Hendrik Holtz (Die Linke) fand klare Worte zu dem Entwurf: „Das Logo sieht aus wie das einer Briefkastenfirma aus Luxemburg, es fehlt nur noch ‚Holding‘ dahinter.“ Das alte Logo sei deutlich besser. Für ihn ist das reine Geldverschwendung: „Wir haben ein dickes Haushaltsloch, wie sollen wir so eine Ausgabe den Leuten erklären?“

Zum Vergleich: Das bisherige Stadtlogo

Für zügellose Begeisterung sorgte der Entwurf auch bei anderen Ausschussmitgliedern nicht. „Ich habe ein zwiespältiges Gefühl zu einem derart verdichteten Logo“, sagt Björn Wahnfried (SPD) und brachte dann doch so eine Art Lob über die Lippen: „Es gefällt mir schon…etwas.“

„Es macht sich gut als Briefkopf“

Bei der CDU, Grünen und Freien Bürgern (FBO) stößt der Entwurf auf Zustimmung: „Die Klarheit hat mich überzeugt und das Logo macht sich gut als Briefkopf“, so Uwe Rädisch (CDU).

Hinrich Stange (FBO): „Ich finde das neue Logo toll, es wirkt unternehmerfreundlich und modern.“

Hartmut Jokisch (Bündnis 90/Die Grünen): „Es ist die Investition wert. Bad Oldesloe ist Bundesweit ein Synonym für Provinz und wir tun gut daran, uns deutlicher in der Region zu positionieren.“

Das Logo kostet die Stadt übrigens knapp 4500 Euro.
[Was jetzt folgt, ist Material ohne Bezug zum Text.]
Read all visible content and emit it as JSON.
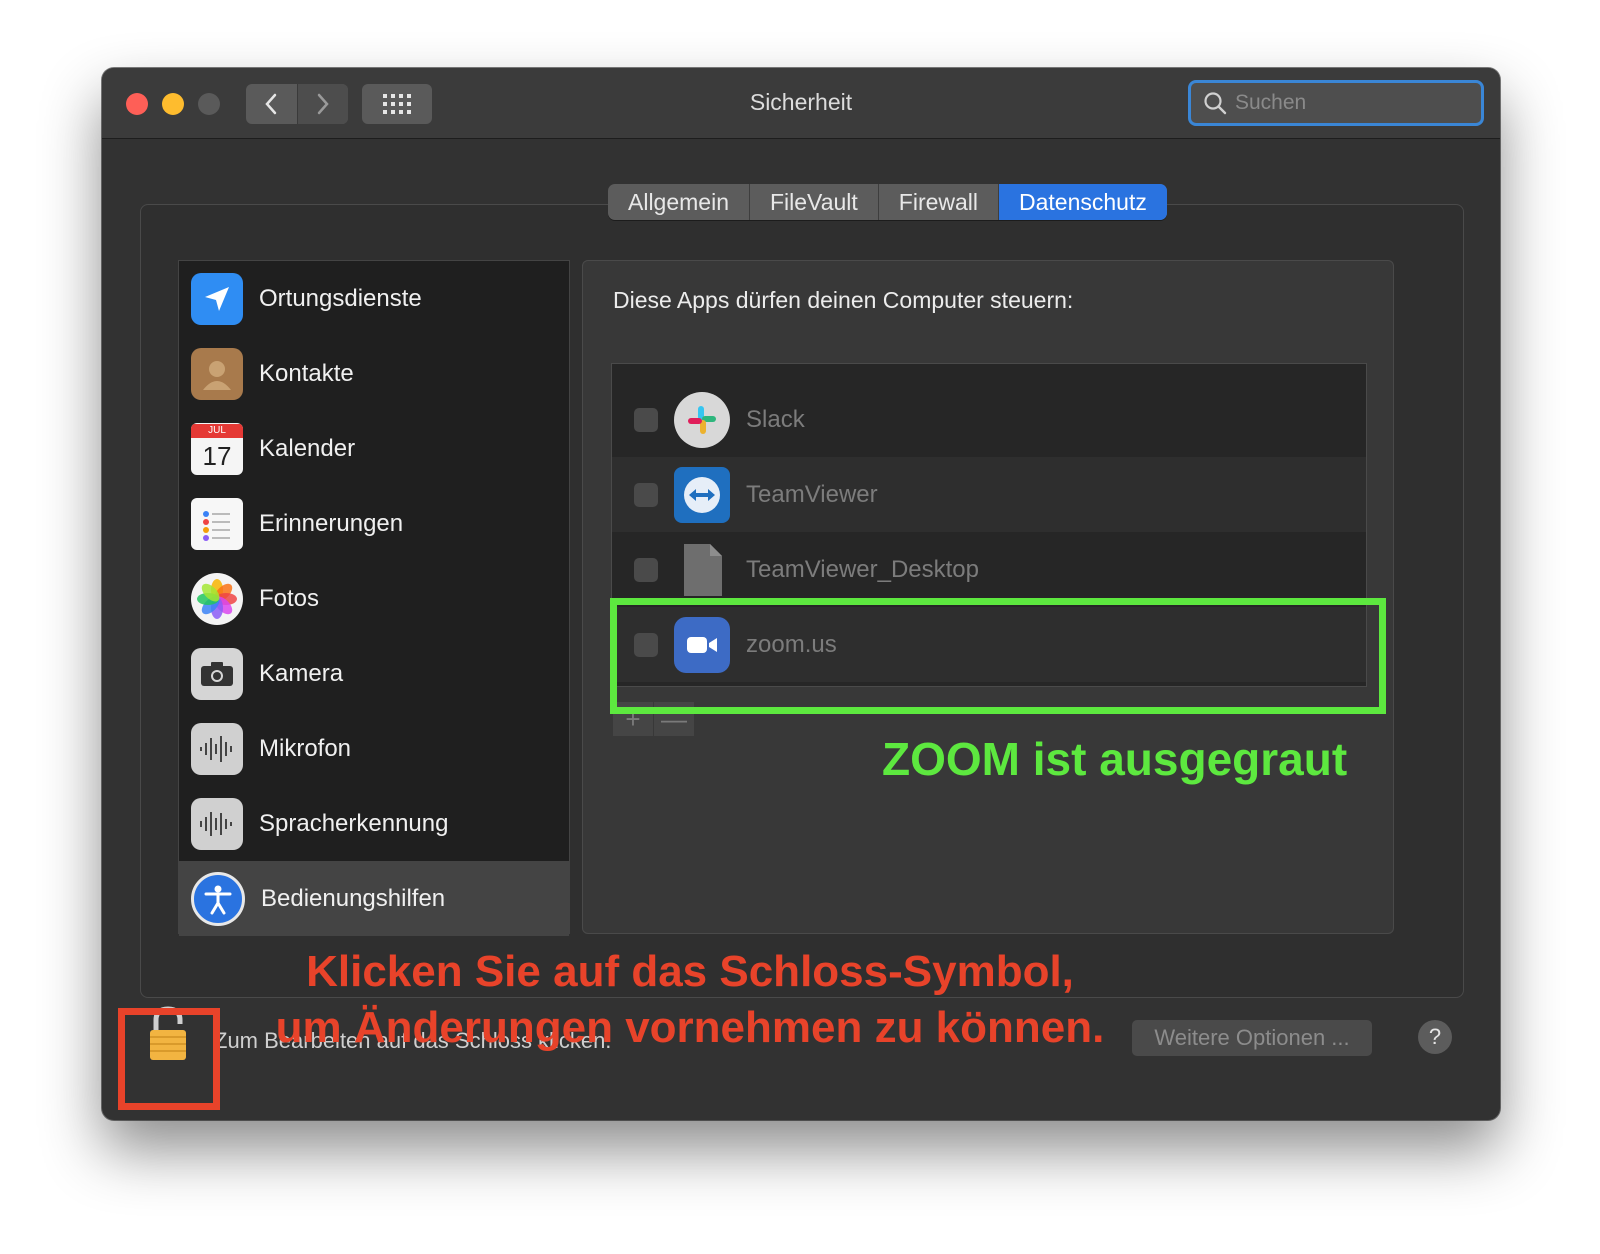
{
  "window": {
    "title": "Sicherheit",
    "search_placeholder": "Suchen"
  },
  "tabs": [
    {
      "label": "Allgemein",
      "active": false
    },
    {
      "label": "FileVault",
      "active": false
    },
    {
      "label": "Firewall",
      "active": false
    },
    {
      "label": "Datenschutz",
      "active": true
    }
  ],
  "sidebar": {
    "items": [
      {
        "label": "Ortungsdienste",
        "icon": "location-arrow-icon"
      },
      {
        "label": "Kontakte",
        "icon": "contacts-icon"
      },
      {
        "label": "Kalender",
        "icon": "calendar-icon"
      },
      {
        "label": "Erinnerungen",
        "icon": "reminders-icon"
      },
      {
        "label": "Fotos",
        "icon": "photos-icon"
      },
      {
        "label": "Kamera",
        "icon": "camera-icon"
      },
      {
        "label": "Mikrofon",
        "icon": "microphone-icon"
      },
      {
        "label": "Spracherkennung",
        "icon": "speech-recognition-icon"
      },
      {
        "label": "Bedienungshilfen",
        "icon": "accessibility-icon",
        "selected": true
      }
    ]
  },
  "calendar_icon": {
    "month": "JUL",
    "day": "17"
  },
  "panel": {
    "heading": "Diese Apps dürfen deinen Computer steuern:",
    "apps": [
      {
        "name": "Slack",
        "icon": "slack-icon",
        "checked": false
      },
      {
        "name": "TeamViewer",
        "icon": "teamviewer-icon",
        "checked": false
      },
      {
        "name": "TeamViewer_Desktop",
        "icon": "generic-file-icon",
        "checked": false
      },
      {
        "name": "zoom.us",
        "icon": "zoom-icon",
        "checked": false
      }
    ],
    "add_label": "+",
    "remove_label": "—"
  },
  "footer": {
    "lock_text": "Zum Bearbeiten auf das Schloss klicken.",
    "options_label": "Weitere Optionen ...",
    "help_label": "?"
  },
  "annotations": {
    "green_note": "ZOOM ist ausgegraut",
    "red_note_line1": "Klicken Sie auf das Schloss-Symbol,",
    "red_note_line2": "um Änderungen vornehmen zu können.",
    "green_color": "#5de83f",
    "red_color": "#e8432a"
  }
}
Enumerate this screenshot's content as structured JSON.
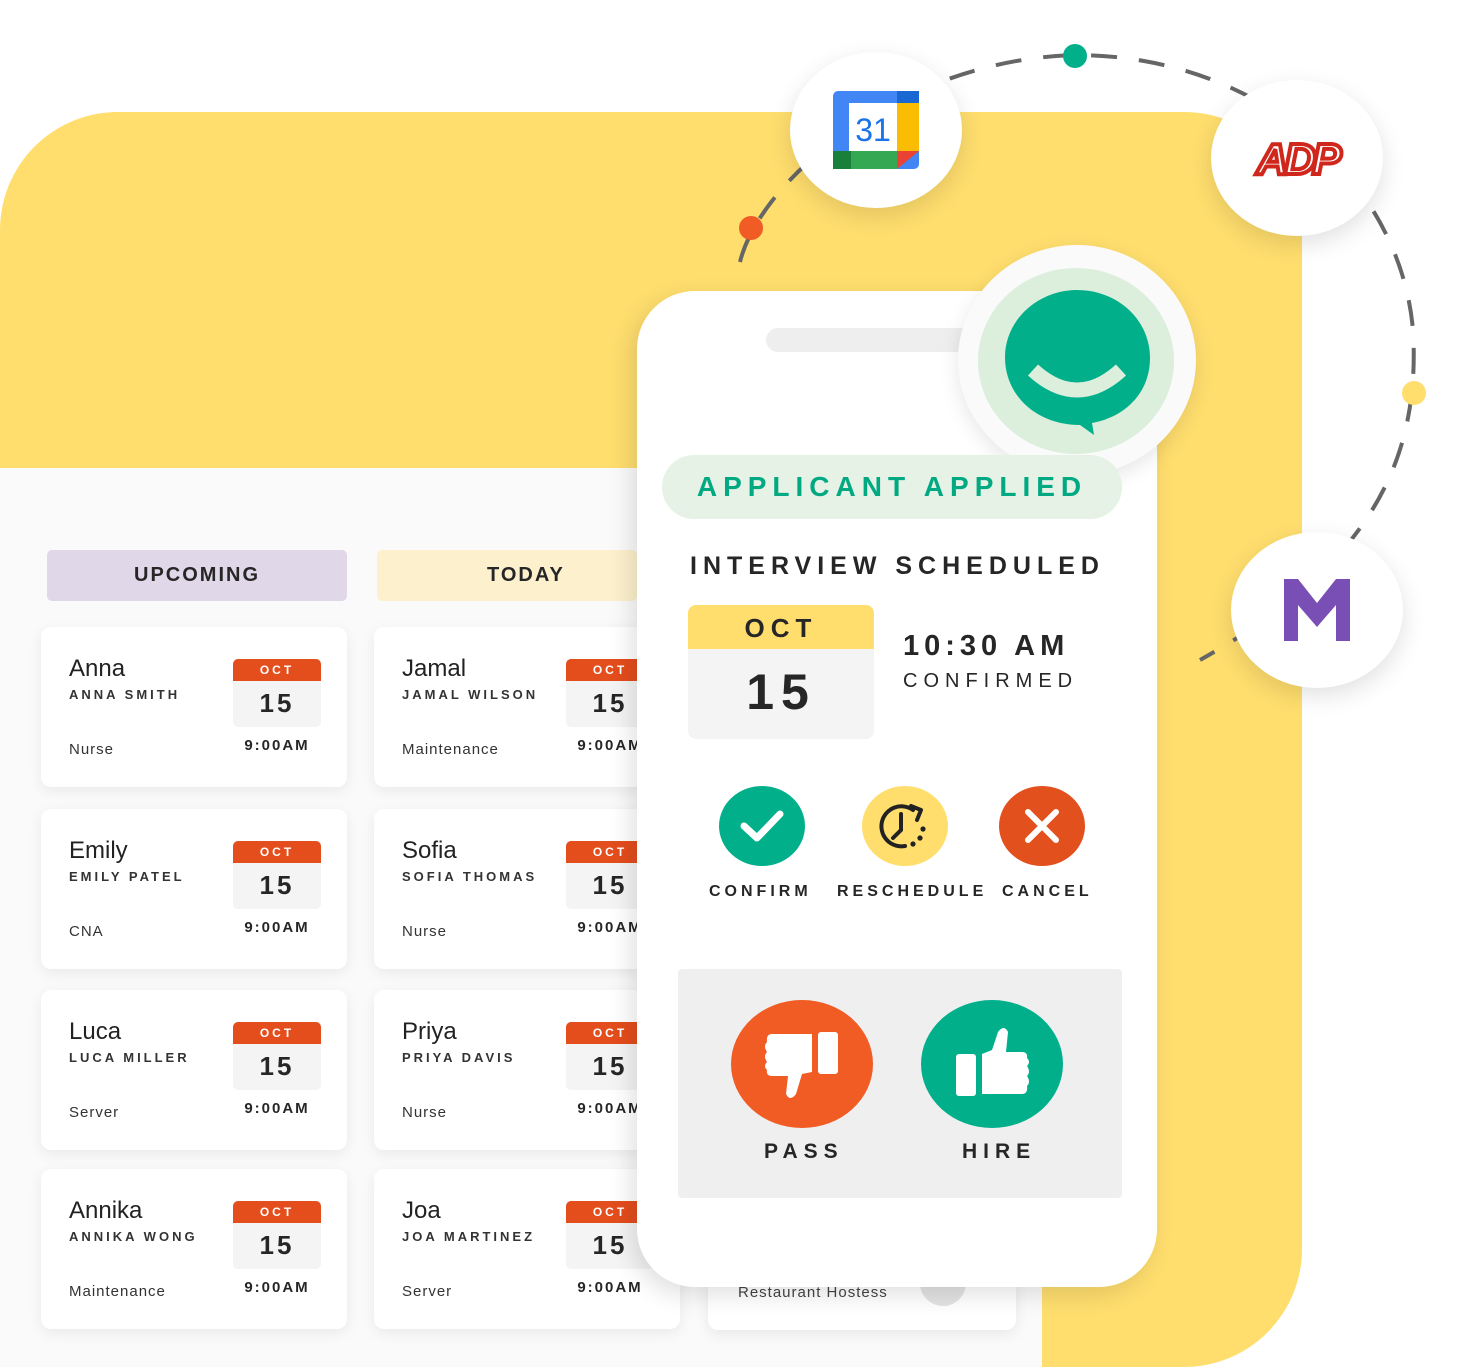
{
  "columns": [
    {
      "label": "UPCOMING",
      "color": "#e0d7e9"
    },
    {
      "label": "TODAY",
      "color": "#fcf1cc"
    }
  ],
  "upcoming_cards": [
    {
      "first": "Anna",
      "full": "ANNA SMITH",
      "role": "Nurse",
      "month": "OCT",
      "day": "15",
      "time": "9:00AM"
    },
    {
      "first": "Emily",
      "full": "EMILY PATEL",
      "role": "CNA",
      "month": "OCT",
      "day": "15",
      "time": "9:00AM"
    },
    {
      "first": "Luca",
      "full": "LUCA MILLER",
      "role": "Server",
      "month": "OCT",
      "day": "15",
      "time": "9:00AM"
    },
    {
      "first": "Annika",
      "full": "ANNIKA WONG",
      "role": "Maintenance",
      "month": "OCT",
      "day": "15",
      "time": "9:00AM"
    }
  ],
  "today_cards": [
    {
      "first": "Jamal",
      "full": "JAMAL WILSON",
      "role": "Maintenance",
      "month": "OCT",
      "day": "15",
      "time": "9:00AM"
    },
    {
      "first": "Sofia",
      "full": "SOFIA THOMAS",
      "role": "Nurse",
      "month": "OCT",
      "day": "15",
      "time": "9:00AM"
    },
    {
      "first": "Priya",
      "full": "PRIYA DAVIS",
      "role": "Nurse",
      "month": "OCT",
      "day": "15",
      "time": "9:00AM"
    },
    {
      "first": "Joa",
      "full": "JOA MARTINEZ",
      "role": "Server",
      "month": "OCT",
      "day": "15",
      "time": "9:00AM"
    }
  ],
  "partial_card": {
    "role": "Restaurant Hostess"
  },
  "phone": {
    "status_pill": "APPLICANT APPLIED",
    "title": "INTERVIEW SCHEDULED",
    "calendar": {
      "month": "OCT",
      "day": "15"
    },
    "time": "10:30 AM",
    "status": "CONFIRMED",
    "actions": [
      {
        "label": "CONFIRM",
        "icon": "check-icon",
        "color": "#01b08b"
      },
      {
        "label": "RESCHEDULE",
        "icon": "clock-reschedule-icon",
        "color": "#ffde6e"
      },
      {
        "label": "CANCEL",
        "icon": "x-icon",
        "color": "#e2501d"
      }
    ],
    "decisions": [
      {
        "label": "PASS",
        "icon": "thumbs-down-icon",
        "color": "#f15b24"
      },
      {
        "label": "HIRE",
        "icon": "thumbs-up-icon",
        "color": "#01b08b"
      }
    ]
  },
  "integrations": [
    {
      "name": "Google Calendar",
      "text": "31",
      "icon": "google-calendar-icon"
    },
    {
      "name": "ADP",
      "text": "ADP",
      "icon": "adp-logo-icon"
    },
    {
      "name": "M",
      "text": "M",
      "icon": "m-logo-icon"
    }
  ],
  "colors": {
    "brand_green": "#01b08b",
    "brand_yellow": "#ffde6e",
    "alert_orange": "#e44d1c",
    "adp_red": "#d0271d",
    "m_purple": "#7a4fb5"
  }
}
Der Hauptausschuss hat sich in der Beratung einstimmig gegen die Erstellung eines Anwenderhandbuches ausgesprochen, das nocheinmal 11300 Euro extra gekostet hätte.

Das neue Logo würde mehrheitlich beschlossen. Einzig die Farbgebung soll noch überarbeitet werden. Die Stadtverordnetenversammlung (25. September, 19.30 Uhr, KuB-Saal) muss noch zustimmen.